Over de eerste zin
Bob Polak
Nooit meer slapen hoort voor veel lezers tot het beste wat Willem Frederik Hermans heeft geschreven. En het speelt niet eens in de oorlog! Ook de openingszin van de roman hoort voor velen tot de beste die zij kennen. Waarom Hermans die zin schreef zoals hij hem schreef vertelde hij op 22 april 1988 in een brief aan grafisch ontwerper Helmut Salden.

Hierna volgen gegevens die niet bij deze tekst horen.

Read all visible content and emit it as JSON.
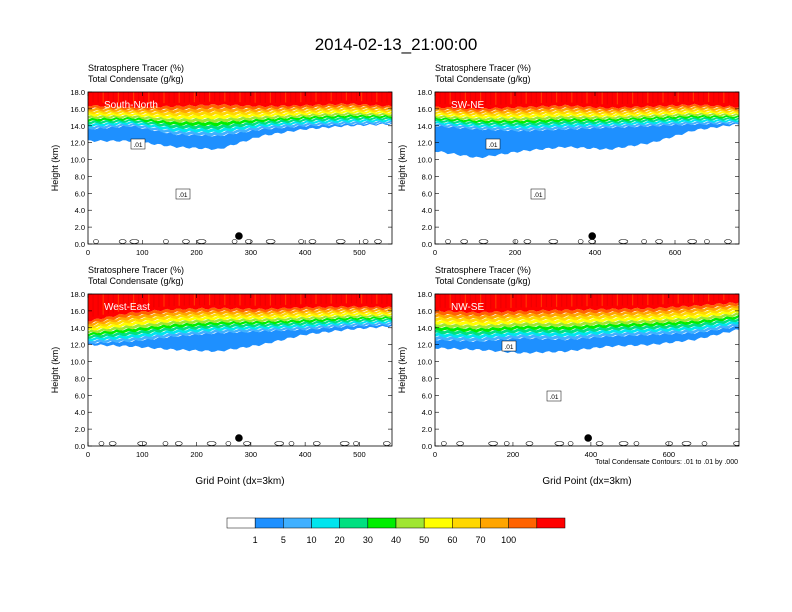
{
  "figure": {
    "title": "2014-02-13_21:00:00",
    "footnote": "Total Condensate Contours: .01 to .01 by .000"
  },
  "chart_data": [
    {
      "type": "heatmap",
      "panel": "South-North",
      "title_line1": "Stratosphere Tracer   (%)",
      "title_line2": "Total Condensate   (g/kg)",
      "ylabel": "Height (km)",
      "xlabel": "",
      "xlim": [
        0,
        560
      ],
      "ylim": [
        0,
        18
      ],
      "xticks": [
        0,
        100,
        200,
        300,
        400,
        500
      ],
      "yticks": [
        "0.0",
        "2.0",
        "4.0",
        "6.0",
        "8.0",
        "10.0",
        "12.0",
        "14.0",
        "16.0",
        "18.0"
      ],
      "marker_x": 278,
      "layers": {
        "tracer_100_base_km": [
          16.4,
          16.2,
          16.3,
          16.5,
          16.3,
          16.4,
          16.6,
          16.3
        ],
        "tracer_1_base_km": [
          13.6,
          14.0,
          13.0,
          12.8,
          13.6,
          14.0,
          14.2,
          14.3
        ],
        "light_blue_bottom_km": [
          12.2,
          12.2,
          11.5,
          11.2,
          12.8,
          13.6,
          14.0,
          14.2
        ]
      },
      "contour_labels": [
        ".01",
        ".01"
      ]
    },
    {
      "type": "heatmap",
      "panel": "SW-NE",
      "title_line1": "Stratosphere Tracer   (%)",
      "title_line2": "Total Condensate   (g/kg)",
      "ylabel": "Height (km)",
      "xlabel": "",
      "xlim": [
        0,
        760
      ],
      "ylim": [
        0,
        18
      ],
      "xticks": [
        0,
        200,
        400,
        600
      ],
      "yticks": [
        "0.0",
        "2.0",
        "4.0",
        "6.0",
        "8.0",
        "10.0",
        "12.0",
        "14.0",
        "16.0",
        "18.0"
      ],
      "marker_x": 393,
      "layers": {
        "tracer_100_base_km": [
          16.2,
          16.0,
          16.2,
          16.4,
          16.1,
          16.3,
          16.5,
          16.2
        ],
        "tracer_1_base_km": [
          14.0,
          13.6,
          13.4,
          13.6,
          13.8,
          14.0,
          14.2,
          14.3
        ],
        "light_blue_bottom_km": [
          11.0,
          10.2,
          11.0,
          11.5,
          11.2,
          12.0,
          13.5,
          14.2
        ]
      },
      "contour_labels": [
        ".01",
        ".01"
      ]
    },
    {
      "type": "heatmap",
      "panel": "West-East",
      "title_line1": "Stratosphere Tracer   (%)",
      "title_line2": "Total Condensate   (g/kg)",
      "ylabel": "Height (km)",
      "xlabel": "Grid Point (dx=3km)",
      "xlim": [
        0,
        560
      ],
      "ylim": [
        0,
        18
      ],
      "xticks": [
        0,
        100,
        200,
        300,
        400,
        500
      ],
      "yticks": [
        "0.0",
        "2.0",
        "4.0",
        "6.0",
        "8.0",
        "10.0",
        "12.0",
        "14.0",
        "16.0",
        "18.0"
      ],
      "marker_x": 278,
      "layers": {
        "tracer_100_base_km": [
          14.8,
          15.8,
          16.2,
          16.3,
          16.2,
          16.4,
          16.5,
          16.4
        ],
        "tracer_1_base_km": [
          12.2,
          12.4,
          13.0,
          13.4,
          13.6,
          13.8,
          14.2,
          14.4
        ],
        "light_blue_bottom_km": [
          12.0,
          11.8,
          11.4,
          11.2,
          12.0,
          13.2,
          13.8,
          14.2
        ]
      },
      "contour_labels": []
    },
    {
      "type": "heatmap",
      "panel": "NW-SE",
      "title_line1": "Stratosphere Tracer   (%)",
      "title_line2": "Total Condensate   (g/kg)",
      "ylabel": "Height (km)",
      "xlabel": "Grid Point (dx=3km)",
      "xlim": [
        0,
        780
      ],
      "ylim": [
        0,
        18
      ],
      "xticks": [
        0,
        200,
        400,
        600
      ],
      "yticks": [
        "0.0",
        "2.0",
        "4.0",
        "6.0",
        "8.0",
        "10.0",
        "12.0",
        "14.0",
        "16.0",
        "18.0"
      ],
      "marker_x": 393,
      "layers": {
        "tracer_100_base_km": [
          16.0,
          15.8,
          16.0,
          16.1,
          16.2,
          16.3,
          16.6,
          17.0
        ],
        "tracer_1_base_km": [
          12.6,
          12.4,
          12.8,
          12.6,
          13.0,
          13.2,
          13.4,
          14.2
        ],
        "light_blue_bottom_km": [
          11.6,
          11.4,
          11.0,
          11.2,
          11.8,
          12.0,
          12.6,
          13.8
        ]
      },
      "contour_labels": [
        ".01",
        ".01"
      ]
    }
  ],
  "colorbar": {
    "labels": [
      "1",
      "5",
      "10",
      "20",
      "30",
      "40",
      "50",
      "60",
      "70",
      "100"
    ],
    "colors": [
      "#ffffff",
      "#1e90ff",
      "#40b0ff",
      "#00e5ee",
      "#00e080",
      "#00ee00",
      "#a0e632",
      "#ffff00",
      "#ffd700",
      "#ffa500",
      "#ff6300",
      "#ff0000"
    ]
  }
}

‘Waarom hebt u geschreven “de portier is een invalide” en niet “de portier is invalide”?’ had Salden hem per brief gevraagd.
Hermans' antwoord:
‘In het Latijn zou Hermans hebben moeten schrijven: Custos invalidus est.
Maar dat kan duizend dingen betekenen. Een portier is invalide. Een portier is een invalide. De invalide is portier. De invalide is een portier. Hij is een invalide portier. Hij is de invalide portier. Invalide is de portier. De bewaker is waardeloos.’
Battus in: de Volkskrant, 29 juli 1994
In een lezing op 18 januari 1987 in De Balie in Amsterdam (opgenomen in Mondelinge mededelingen, 1987) was Hermans al eens publiekelijk ingegaan op de eerste zin van Nooit meer slapen. Hij zei niet het gevoel te hebben gehad een uitzonderlijk geslaagde zin te hebben geschreven. Toch zet de zin al bijna direct de toon van de roman: het feit dat de portier een invalide is lijkt niet veel goeds te voorspellen.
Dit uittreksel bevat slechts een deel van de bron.